Por más esfuerzos que hacían, no podían competir con aquel formidable salteador de los mares, que en pocos minutos recorre varios kilómetros. El monstruo debía de haber visto a los tres náufragos, porque se acercaba con gran velocidad, impaciente por ganarse la cena.
—¡Hagámosle frente! —Dijo el contramaestre, que ya oía los coletazos precipitados de aquel terrible adversario—. ¡Afortunadamente, viene solo!
—¡Aquí está! —gritó Jody en aquel momento tendiendo el brazo armado—. ¡Toma, condenado!
Un relámpago rasgó las sombras de la noche, seguido de un disparo. El tiburón, herido en la boca, dio un salto repentino saliendo del agua casi por completo, y enseguida se sumergió con gran estrépito, en tanto que Palicur se ponía delante del contramaestre empuñando el cuchillo.
Un momento después se oyó otro disparo en lontananza.

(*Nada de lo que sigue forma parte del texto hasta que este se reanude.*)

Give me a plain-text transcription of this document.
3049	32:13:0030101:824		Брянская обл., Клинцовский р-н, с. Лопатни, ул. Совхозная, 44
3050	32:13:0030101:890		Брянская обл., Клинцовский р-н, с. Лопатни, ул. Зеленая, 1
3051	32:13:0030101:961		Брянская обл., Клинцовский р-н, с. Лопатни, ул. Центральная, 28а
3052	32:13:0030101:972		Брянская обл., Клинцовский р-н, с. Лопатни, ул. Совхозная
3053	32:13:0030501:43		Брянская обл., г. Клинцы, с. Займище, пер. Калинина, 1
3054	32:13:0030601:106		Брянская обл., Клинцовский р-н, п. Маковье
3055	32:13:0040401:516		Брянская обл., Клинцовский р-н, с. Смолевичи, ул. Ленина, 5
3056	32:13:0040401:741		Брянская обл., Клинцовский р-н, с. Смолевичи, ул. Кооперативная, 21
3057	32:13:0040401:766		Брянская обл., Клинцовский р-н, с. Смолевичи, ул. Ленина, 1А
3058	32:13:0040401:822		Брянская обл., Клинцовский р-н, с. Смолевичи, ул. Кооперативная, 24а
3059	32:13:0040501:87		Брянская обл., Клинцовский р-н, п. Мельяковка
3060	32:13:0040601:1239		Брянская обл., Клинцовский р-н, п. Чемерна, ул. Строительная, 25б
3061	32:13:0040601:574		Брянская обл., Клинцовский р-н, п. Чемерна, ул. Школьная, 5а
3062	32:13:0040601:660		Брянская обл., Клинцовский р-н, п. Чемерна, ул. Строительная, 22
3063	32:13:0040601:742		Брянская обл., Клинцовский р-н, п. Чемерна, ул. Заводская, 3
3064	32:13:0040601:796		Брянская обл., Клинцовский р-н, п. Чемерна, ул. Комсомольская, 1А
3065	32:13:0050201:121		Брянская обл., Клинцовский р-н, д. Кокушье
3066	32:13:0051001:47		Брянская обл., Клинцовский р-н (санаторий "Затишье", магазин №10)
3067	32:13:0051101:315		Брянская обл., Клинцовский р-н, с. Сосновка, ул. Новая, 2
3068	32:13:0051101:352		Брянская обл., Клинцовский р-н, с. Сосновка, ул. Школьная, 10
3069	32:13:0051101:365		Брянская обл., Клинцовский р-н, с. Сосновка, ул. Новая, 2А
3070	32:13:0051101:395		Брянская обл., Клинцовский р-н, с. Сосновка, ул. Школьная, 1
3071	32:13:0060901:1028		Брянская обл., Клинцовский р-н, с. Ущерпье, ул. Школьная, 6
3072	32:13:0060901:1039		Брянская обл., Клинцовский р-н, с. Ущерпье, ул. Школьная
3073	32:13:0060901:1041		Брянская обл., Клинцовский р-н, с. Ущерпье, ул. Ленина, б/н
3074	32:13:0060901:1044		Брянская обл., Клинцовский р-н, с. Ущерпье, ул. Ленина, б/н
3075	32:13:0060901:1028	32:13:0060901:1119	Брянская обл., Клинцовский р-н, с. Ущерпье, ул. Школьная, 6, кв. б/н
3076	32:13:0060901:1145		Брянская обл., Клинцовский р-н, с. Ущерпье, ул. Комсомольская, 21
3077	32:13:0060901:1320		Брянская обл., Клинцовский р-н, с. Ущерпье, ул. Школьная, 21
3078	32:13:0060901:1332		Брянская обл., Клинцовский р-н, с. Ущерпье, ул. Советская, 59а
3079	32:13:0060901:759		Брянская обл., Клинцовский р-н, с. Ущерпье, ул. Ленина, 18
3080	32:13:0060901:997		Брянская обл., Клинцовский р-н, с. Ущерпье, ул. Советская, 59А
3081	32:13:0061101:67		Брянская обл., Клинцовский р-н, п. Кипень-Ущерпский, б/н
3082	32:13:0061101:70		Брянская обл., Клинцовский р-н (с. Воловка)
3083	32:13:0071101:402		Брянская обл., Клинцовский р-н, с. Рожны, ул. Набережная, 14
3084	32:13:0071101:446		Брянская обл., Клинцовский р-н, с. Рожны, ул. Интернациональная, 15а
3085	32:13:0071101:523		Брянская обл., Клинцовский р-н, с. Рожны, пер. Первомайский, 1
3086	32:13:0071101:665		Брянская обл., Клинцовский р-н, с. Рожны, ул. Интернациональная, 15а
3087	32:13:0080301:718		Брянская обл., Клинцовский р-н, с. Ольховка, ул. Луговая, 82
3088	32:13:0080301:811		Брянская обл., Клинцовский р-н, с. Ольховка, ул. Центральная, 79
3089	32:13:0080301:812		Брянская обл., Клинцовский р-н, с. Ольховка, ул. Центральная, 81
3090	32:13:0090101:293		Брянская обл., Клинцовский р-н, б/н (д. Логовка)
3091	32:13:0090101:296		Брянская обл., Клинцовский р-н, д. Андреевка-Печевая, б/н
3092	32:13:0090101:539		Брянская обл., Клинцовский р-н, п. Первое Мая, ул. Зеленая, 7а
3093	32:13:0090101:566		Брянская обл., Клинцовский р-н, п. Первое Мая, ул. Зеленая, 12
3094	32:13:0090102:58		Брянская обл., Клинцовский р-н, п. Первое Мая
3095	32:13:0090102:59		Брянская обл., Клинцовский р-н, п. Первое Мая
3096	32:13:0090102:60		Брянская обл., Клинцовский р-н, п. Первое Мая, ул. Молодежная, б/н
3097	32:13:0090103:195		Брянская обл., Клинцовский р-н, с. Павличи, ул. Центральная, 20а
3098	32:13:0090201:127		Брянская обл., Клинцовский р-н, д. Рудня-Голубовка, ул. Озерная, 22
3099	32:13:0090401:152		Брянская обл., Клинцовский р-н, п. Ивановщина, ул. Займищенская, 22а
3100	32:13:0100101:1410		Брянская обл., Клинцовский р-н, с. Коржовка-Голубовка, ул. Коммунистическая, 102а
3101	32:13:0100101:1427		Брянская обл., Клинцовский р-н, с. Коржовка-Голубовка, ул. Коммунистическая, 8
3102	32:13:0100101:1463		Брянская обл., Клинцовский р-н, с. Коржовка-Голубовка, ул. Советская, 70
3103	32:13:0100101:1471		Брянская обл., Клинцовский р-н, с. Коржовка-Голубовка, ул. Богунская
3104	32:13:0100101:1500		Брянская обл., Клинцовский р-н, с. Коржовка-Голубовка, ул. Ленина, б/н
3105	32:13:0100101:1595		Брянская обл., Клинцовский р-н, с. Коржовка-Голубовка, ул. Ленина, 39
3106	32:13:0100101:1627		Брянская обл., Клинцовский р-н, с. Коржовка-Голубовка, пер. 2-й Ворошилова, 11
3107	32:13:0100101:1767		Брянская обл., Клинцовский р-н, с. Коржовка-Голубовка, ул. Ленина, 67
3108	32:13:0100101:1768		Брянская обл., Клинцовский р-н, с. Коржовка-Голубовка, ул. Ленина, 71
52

La detonación venía de Levante.
—¡Nos hacen señales desde el velero! —gritó Jody, que había visto el fogonazo, y cargando al propio tiempo la pistola.
—¡Llegarán demasiado tarde! —dijo Will—. ¡Ahí está ese monstruo, que vuelve a la carga!

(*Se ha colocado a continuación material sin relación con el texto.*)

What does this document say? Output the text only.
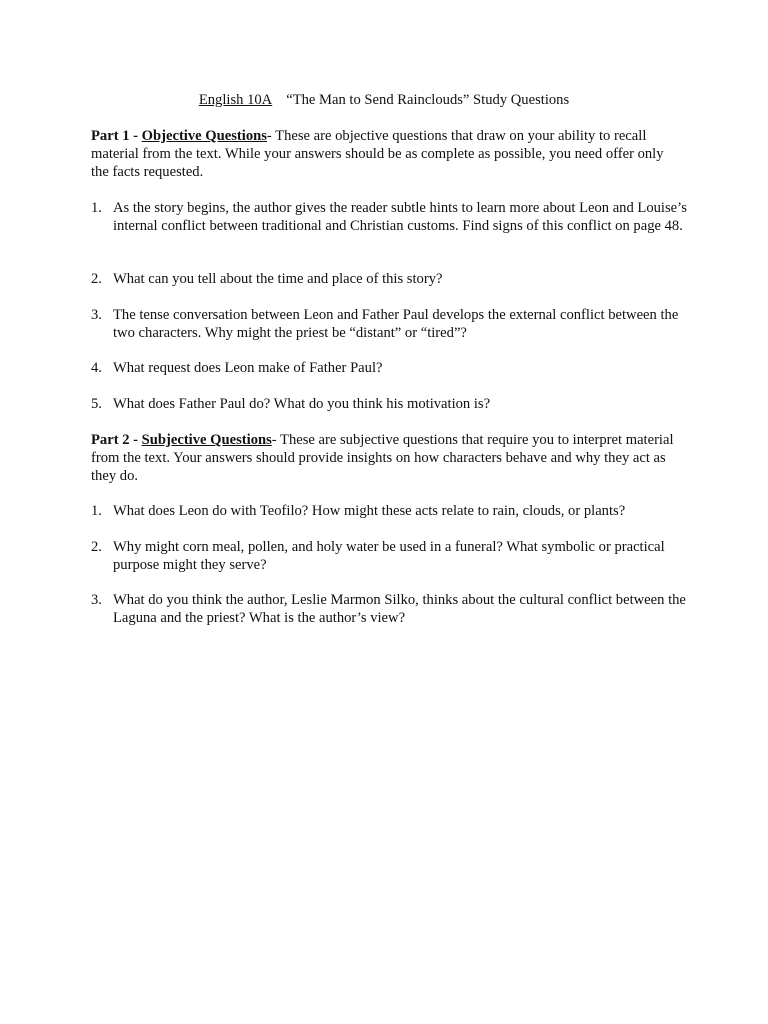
English 10A “The Man to Send Rainclouds” Study Questions

Part 1 - Objective Questions- These are objective questions that draw on your ability to recall material from the text. While your answers should be as complete as possible, you need offer only the facts requested.

1. As the story begins, the author gives the reader subtle hints to learn more about Leon and Louise’s internal conflict between traditional and Christian customs. Find signs of this conflict on page 48.
2. What can you tell about the time and place of this story?
3. The tense conversation between Leon and Father Paul develops the external conflict between the two characters. Why might the priest be “distant” or “tired”?
4. What request does Leon make of Father Paul?
5. What does Father Paul do? What do you think his motivation is?

Part 2 - Subjective Questions- These are subjective questions that require you to interpret material from the text. Your answers should provide insights on how characters behave and why they act as they do.

1. What does Leon do with Teofilo? How might these acts relate to rain, clouds, or plants?
2. Why might corn meal, pollen, and holy water be used in a funeral? What symbolic or practical purpose might they serve?
3. What do you think the author, Leslie Marmon Silko, thinks about the cultural conflict between the Laguna and the priest? What is the author’s view?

Aun cuando debía de tener incrustada la bala en el paladar, el tiburón había vuelto a la superficie y se lanzaba nuevamente sobre los náufragos, decidido, probablemente, a concluir de una vez con aquellas presas por las cuales suspiraba hacía tantos días.
Jody y el malabar se hallaban dispuestos a recibirle, y el mismo contramaestre, aun cuando inerme, estaba resuelto a prestar ayuda a sus compañeros, aunque fuese a puñetazos.

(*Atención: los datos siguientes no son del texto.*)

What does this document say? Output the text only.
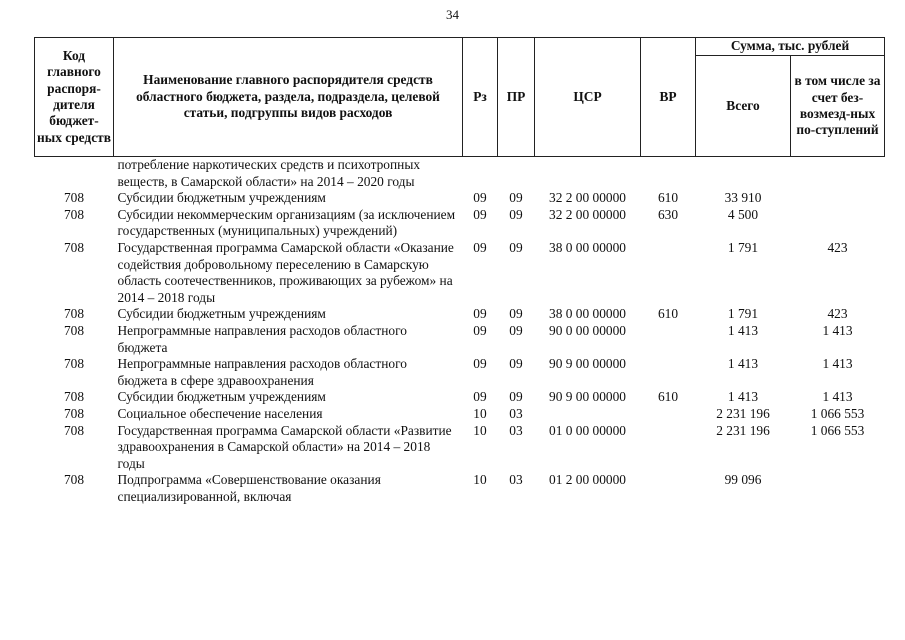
34
Код главного распоря-дителя бюджет-ных средств	Наименование главного распорядителя средств областного бюджета, раздела, подраздела, целевой статьи, подгруппы видов расходов	Рз	ПР	ЦСР	ВР	Сумма, тыс. рублей	
						Всего	в том числе за счет без-возмезд-ных по-ступлений
	потребление наркотических средств и психотропных веществ, в Самарской области» на 2014 – 2020 годы						
708	Субсидии бюджетным учреждениям	09	09	32 2 00 00000	610	33 910	
708	Субсидии некоммерческим организациям (за исключением государственных (муниципальных) учреждений)	09	09	32 2 00 00000	630	4 500	
708	Государственная программа Самарской области «Оказание содействия добровольному переселению в Самарскую область соотечественников, проживающих за рубежом» на 2014 – 2018 годы	09	09	38 0 00 00000		1 791	423
708	Субсидии бюджетным учреждениям	09	09	38 0 00 00000	610	1 791	423
708	Непрограммные направления расходов областного бюджета	09	09	90 0 00 00000		1 413	1 413
708	Непрограммные направления расходов областного бюджета в сфере здравоохранения	09	09	90 9 00 00000		1 413	1 413
708	Субсидии бюджетным учреждениям	09	09	90 9 00 00000	610	1 413	1 413
708	Социальное обеспечение населения	10	03			2 231 196	1 066 553
708	Государственная программа Самарской области «Развитие здравоохранения в Самарской области» на 2014 – 2018 годы	10	03	01 0 00 00000		2 231 196	1 066 553
708	Подпрограмма «Совершенствование оказания специализированной, включая	10	03	01 2 00 00000		99 096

Jody, que le veía mejor que los otros dos, pues seguía a caballo en la caja, le descargó por segunda vez la pistola entre las enormes mandíbulas abiertas; al mismo tiempo el malabar, aprovechándose del dolor del monstruo y de su sorpresa, se ocultó bajo el agua, y de una tremenda cuchillada le abrió el vientre en más de un pie de longitud.
Casi enseguida volvió a resonar otro disparo en la proa del velero, que estaba a unos cinco o seis cables de distancia.
Los náufragos lanzaron un triple grito que se perdió a lo lejos sobre el Océano.
—¡A nosotros! ¡Socorrednos!
Una voz que mascullaba horriblemente el inglés contestó enseguida:
—¿Quiénes sois?
—¡Náufragos!
—¡Esperad la chalupa! ¡Nos pondremos al pairo!
Algunos minutos después una línea negra se destacó en la zona que argentaban los rayos de la Luna, y la voz de antes gritaba:
—¡Sosteneos un momento! ¡Ya llegamos!